Fixing many of these problems would require legislative change, but is disturbing DSHEA as it stands the right move?

Changes need to be made carefully, Gustafson advised. “We know there are some tweaks that can be made,” she said, but “changes need to be made responsibly, because we believe the law is mostly working.”

Speaker John Dutton, principal at Veritas Advocacy LLC, pointed out, “We’re talking about a potential rewrite of a bedrock piece of legislation for the industry and for others that are interested in this space.”

Knight, the former chief of staff for Senator Orrin Hatch when he and Sen. Tom Harkin introduced DSHEA back in 1994, said that when DSHEA originally passed, there was great enthusiasm supporting the legislation from both the public and lawmakers. Today, however, there isn’t an overwhelming public grassroots effort driving change for supplements, and lawmakers are juggling other, non-supplement priorities that might supersede concerns about overhauling DSHEA. Also, she said, unlike when DSHEA was passed and strongly supported by industry, “now, industry doesn’t always speak with one voice.”

Due to these reasons, she said, her organization, UNPA, “is skeptical of the ability of Congress, at this point in time, to look at a large DSHEA 2.0 bill.”

Amending DSHEA “is a big project,” Dutton said. “It’s almost like eating an elephant one bite at a time—but it might be too big, in the current climate, to make any kind of overhaul at this point.”

Dutton said that perhaps the focus should be on smaller changes, one at a time, as opposed to one large DSHEA overhaul. “Sometimes, smaller is better than larger,” he said. “The big authorizing bills are difficult to move…” For instance, he said, “the appropriations process would be one potential avenue to move either the bill in its totality—or pieces of it that are extracted that would be more narrow and just smaller in its scope.” Lawmakers would also likely be more interested in certain aspects, such as addressing bad actors, he said.

There’s also no escaping CBD. While a big DSHEA overhaul might not be on lawmakers’ radars, the issue of legalizing hemp CBD in supplements and food certainly is. To this day, FDA has not carved out a legal pathway for CBD in food and supplements, and many (not all) would like to see that change, as evidenced by the numerous bills already introduced in Congress, past and present.

In fact, said Dutton, any move to reform supplement regulations are “going to be viewed in a way that’s largely in the context of CBD.” In fact, he believes the topic of CBD will be a very influential force on who ends up supporting revising supplement regulations at all. The issue of CBD could very much hurt, or drive, efforts toward change.

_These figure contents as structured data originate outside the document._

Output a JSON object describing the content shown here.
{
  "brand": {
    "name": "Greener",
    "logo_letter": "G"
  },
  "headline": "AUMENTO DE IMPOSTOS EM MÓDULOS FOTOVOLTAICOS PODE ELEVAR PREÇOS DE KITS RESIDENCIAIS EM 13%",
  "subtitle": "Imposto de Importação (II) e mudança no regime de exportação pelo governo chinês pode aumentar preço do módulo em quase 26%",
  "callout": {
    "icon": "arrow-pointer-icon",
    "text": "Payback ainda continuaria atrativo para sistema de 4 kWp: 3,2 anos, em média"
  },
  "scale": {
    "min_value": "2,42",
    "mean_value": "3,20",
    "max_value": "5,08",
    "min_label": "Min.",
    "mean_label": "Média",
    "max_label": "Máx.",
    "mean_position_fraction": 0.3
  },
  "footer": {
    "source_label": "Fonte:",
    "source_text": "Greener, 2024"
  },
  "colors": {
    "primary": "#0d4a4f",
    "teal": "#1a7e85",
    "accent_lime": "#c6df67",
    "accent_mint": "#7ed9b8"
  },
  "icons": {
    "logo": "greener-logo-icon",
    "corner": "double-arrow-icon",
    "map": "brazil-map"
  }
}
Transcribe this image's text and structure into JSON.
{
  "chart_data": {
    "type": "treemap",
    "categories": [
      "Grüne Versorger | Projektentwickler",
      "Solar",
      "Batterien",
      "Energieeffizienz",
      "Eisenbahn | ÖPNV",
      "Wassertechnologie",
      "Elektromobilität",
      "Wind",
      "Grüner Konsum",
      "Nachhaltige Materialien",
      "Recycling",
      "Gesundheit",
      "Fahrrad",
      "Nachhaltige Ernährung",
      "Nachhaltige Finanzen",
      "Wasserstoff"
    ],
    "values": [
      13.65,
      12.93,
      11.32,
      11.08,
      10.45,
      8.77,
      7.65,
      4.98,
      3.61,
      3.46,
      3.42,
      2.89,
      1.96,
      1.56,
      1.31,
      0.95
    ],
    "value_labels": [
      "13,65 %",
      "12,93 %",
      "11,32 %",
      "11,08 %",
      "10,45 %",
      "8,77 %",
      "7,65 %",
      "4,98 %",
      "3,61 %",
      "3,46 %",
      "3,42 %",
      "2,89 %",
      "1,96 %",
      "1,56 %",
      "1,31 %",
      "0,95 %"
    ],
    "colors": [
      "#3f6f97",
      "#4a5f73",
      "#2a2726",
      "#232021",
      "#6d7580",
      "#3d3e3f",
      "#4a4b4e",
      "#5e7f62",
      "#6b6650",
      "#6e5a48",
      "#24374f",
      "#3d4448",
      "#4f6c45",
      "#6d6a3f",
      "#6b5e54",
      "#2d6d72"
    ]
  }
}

“Now, in isolation, looking at those potential reforms”—such as to the GRAS process—“is very important, obviously," he said. "But, the politics would be very different if it was absent CBD. You add CBD into this and now you’re looking at a situation where every reform that goes forward that could potentially impact CBD, pro or con, will be viewed through a lens that first asks, ‘What is the impact on CBD? Is it pro-CBD or con-CBD?’ And advocates for either side are going to have an instinctive reaction to that.”

He continued: “It could work either way. With this larger bill, the problem is that CBD could define it. And so unless you truly reach a consensus or at least some kind of compromised position on CBD, you’re undermining passage of the bill rather than incentivizing it….[I]f CBD is a resolvable issue within the context of this legislation, it is actually potentially a driver to move it through as well as all the, frankly, lower-profile issues that would be addressed in the bill. But the concept of trading CBD for other non-CBD issues in the bill may not placate the CBD opposition in Congress because the other issues that are being traded are simply of less interest to them. Most members don’t follow this issue set particularly closely.”